The product sets itself apart from other products via its shortened list of ingredients, as it doesn’t contain any artificial sweeteners, flavours or dyes.

The all-new healthy alternative could be the next big thing as far as sports drinks are concerned.

BodyArmor’s Zero Sugar, low calorie and zero artificial ingredients come in four flavours; fruit punch, lemon lime, orange and cherry lime and three sizes; 16 oz, 20oz and 28 oz.

BodyArmor designed the product to answer a lot of the problems faced by customers in the current market as many other products with zero sugar content have a high volume of artificial ingredients.

The product isn’t just aimed at a sports-specific audience too, as BodyArmor have stated their intentions of luring in new customers with the lucrative health benefits the beverage can offer.

The product will be especially appealing to parents as it presents itself as an appealing soda-like product which will suit children’s desires yet doesn’t contain any harmful ingredients.

While the broad appeal of BodyArmor’s new product to a wider and unexplored audience comes at the expense of Gatorade and other rival companies, there is a lot of ground to make up before BodyArmor can claim top spot.

Market research company Euromonitor published a report which stated that BodyArmor held 12% of the US sports drink 2023 market share while Gatorade held approximately 64%.

Even Powerade held more share than BodyArmor, with a boastful 15% to their name in 2023.

The sports drink market is a fruitful one too, Euromonitor predicted in their report that the market could grow from its current $13b worth to $17b by 2027.

For example, parents who struggle with restricting their children to healthy drink options can turn to BodyArmor for the solution as the drink presents itself as a juice but doesn’t contain any of the harmful ingredients which other juices and sports drinks do.
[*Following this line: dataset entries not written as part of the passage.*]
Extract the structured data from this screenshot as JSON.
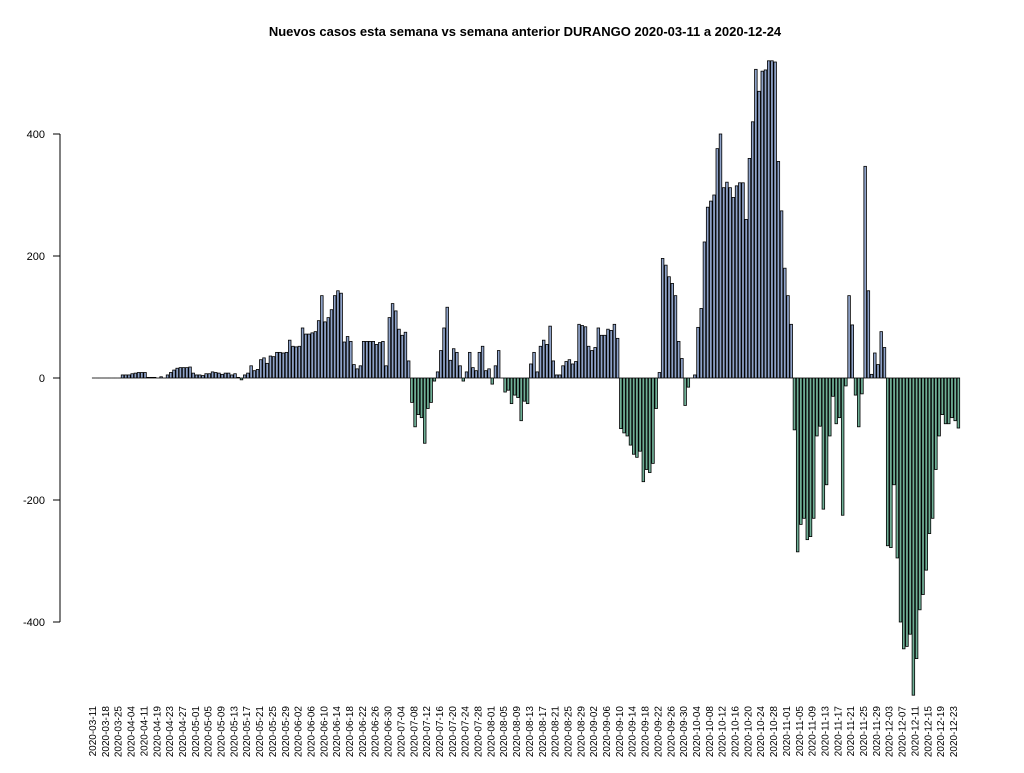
{
  "chart_data": {
    "type": "bar",
    "title": "Nuevos casos esta semana vs semana anterior DURANGO 2020-03-11 a 2020-12-24",
    "xlabel": "",
    "ylabel": "",
    "ylim": [
      -520,
      520
    ],
    "y_ticks": [
      400,
      200,
      0,
      -200,
      -400
    ],
    "y_tick_labels": [
      "400",
      "200",
      "0",
      "-200",
      "-400"
    ],
    "x_tick_labels": [
      "2020-03-11",
      "2020-03-18",
      "2020-03-25",
      "2020-04-04",
      "2020-04-11",
      "2020-04-19",
      "2020-04-23",
      "2020-04-27",
      "2020-05-01",
      "2020-05-05",
      "2020-05-09",
      "2020-05-13",
      "2020-05-17",
      "2020-05-21",
      "2020-05-25",
      "2020-05-29",
      "2020-06-02",
      "2020-06-06",
      "2020-06-10",
      "2020-06-14",
      "2020-06-18",
      "2020-06-22",
      "2020-06-26",
      "2020-06-30",
      "2020-07-04",
      "2020-07-08",
      "2020-07-12",
      "2020-07-16",
      "2020-07-20",
      "2020-07-24",
      "2020-07-28",
      "2020-08-01",
      "2020-08-05",
      "2020-08-09",
      "2020-08-13",
      "2020-08-17",
      "2020-08-21",
      "2020-08-25",
      "2020-08-29",
      "2020-09-02",
      "2020-09-06",
      "2020-09-10",
      "2020-09-14",
      "2020-09-18",
      "2020-09-22",
      "2020-09-26",
      "2020-09-30",
      "2020-10-04",
      "2020-10-08",
      "2020-10-12",
      "2020-10-16",
      "2020-10-20",
      "2020-10-24",
      "2020-10-28",
      "2020-11-01",
      "2020-11-05",
      "2020-11-09",
      "2020-11-13",
      "2020-11-17",
      "2020-11-21",
      "2020-11-25",
      "2020-11-29",
      "2020-12-03",
      "2020-12-07",
      "2020-12-11",
      "2020-12-15",
      "2020-12-19",
      "2020-12-23"
    ],
    "positive_color": "#8EA2C8",
    "negative_color": "#6FAF96",
    "grid": false,
    "values": [
      0,
      0,
      0,
      0,
      0,
      0,
      0,
      0,
      0,
      5,
      5,
      5,
      7,
      8,
      9,
      9,
      9,
      1,
      1,
      1,
      0,
      2,
      0,
      5,
      9,
      13,
      16,
      17,
      17,
      17,
      18,
      8,
      5,
      5,
      4,
      7,
      7,
      10,
      9,
      8,
      6,
      8,
      8,
      5,
      7,
      1,
      -3,
      5,
      8,
      20,
      12,
      14,
      30,
      33,
      24,
      36,
      35,
      42,
      42,
      41,
      42,
      62,
      52,
      51,
      52,
      82,
      72,
      72,
      74,
      76,
      94,
      135,
      92,
      99,
      112,
      135,
      143,
      139,
      59,
      68,
      60,
      22,
      15,
      20,
      60,
      60,
      60,
      60,
      55,
      58,
      60,
      20,
      99,
      122,
      110,
      80,
      70,
      75,
      28,
      -40,
      -80,
      -60,
      -65,
      -107,
      -50,
      -40,
      -5,
      10,
      45,
      82,
      116,
      29,
      48,
      42,
      20,
      -5,
      10,
      42,
      17,
      12,
      42,
      52,
      12,
      15,
      -10,
      20,
      45,
      0,
      -23,
      -20,
      -42,
      -28,
      -32,
      -70,
      -38,
      -42,
      23,
      42,
      10,
      52,
      62,
      55,
      85,
      28,
      5,
      5,
      20,
      27,
      30,
      23,
      27,
      88,
      86,
      84,
      52,
      45,
      50,
      82,
      70,
      70,
      80,
      78,
      88,
      65,
      -83,
      -90,
      -95,
      -110,
      -125,
      -130,
      -120,
      -170,
      -150,
      -155,
      -140,
      -50,
      9,
      196,
      185,
      166,
      155,
      135,
      60,
      32,
      -45,
      -15,
      0,
      5,
      83,
      114,
      223,
      280,
      290,
      300,
      376,
      400,
      312,
      321,
      312,
      296,
      315,
      320,
      320,
      260,
      360,
      420,
      506,
      470,
      503,
      505,
      520,
      520,
      518,
      355,
      274,
      180,
      135,
      88,
      -85,
      -285,
      -240,
      -230,
      -265,
      -260,
      -230,
      -95,
      -79,
      -215,
      -175,
      -95,
      -30,
      -75,
      -65,
      -225,
      -13,
      135,
      87,
      -28,
      -80,
      -26,
      347,
      143,
      6,
      41,
      22,
      76,
      50,
      -275,
      -278,
      -175,
      -295,
      -400,
      -444,
      -440,
      -420,
      -520,
      -460,
      -380,
      -355,
      -315,
      -255,
      -230,
      -150,
      -95,
      -60,
      -75,
      -75,
      -65,
      -70,
      -82
    ]
  }
}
The market has been undergoing major changes as of late though, with the drastic rise of Prime, which grew in infamy thanks to its founders’ popularity on social media, Logan Paul and KSI.

Prime announced an income of over $1b in 2023 which massively offset the expectations and trends of the sports drinks market.

BodyArmor and Powerade, both of which are owned by Coca-Cola, also underwent drastic changes in 2023 after a slip in profits at the start of the year.

BodyArmor started selling in Canada as part of its first international expansion, while Powerade dropped their product price as they both made considerable efforts to overthrow Gatorade.

While Gatorade still has a stronghold over the sports drinks market, the new BodyArmor product could be a catalyst into a massive change in the landscape of the market.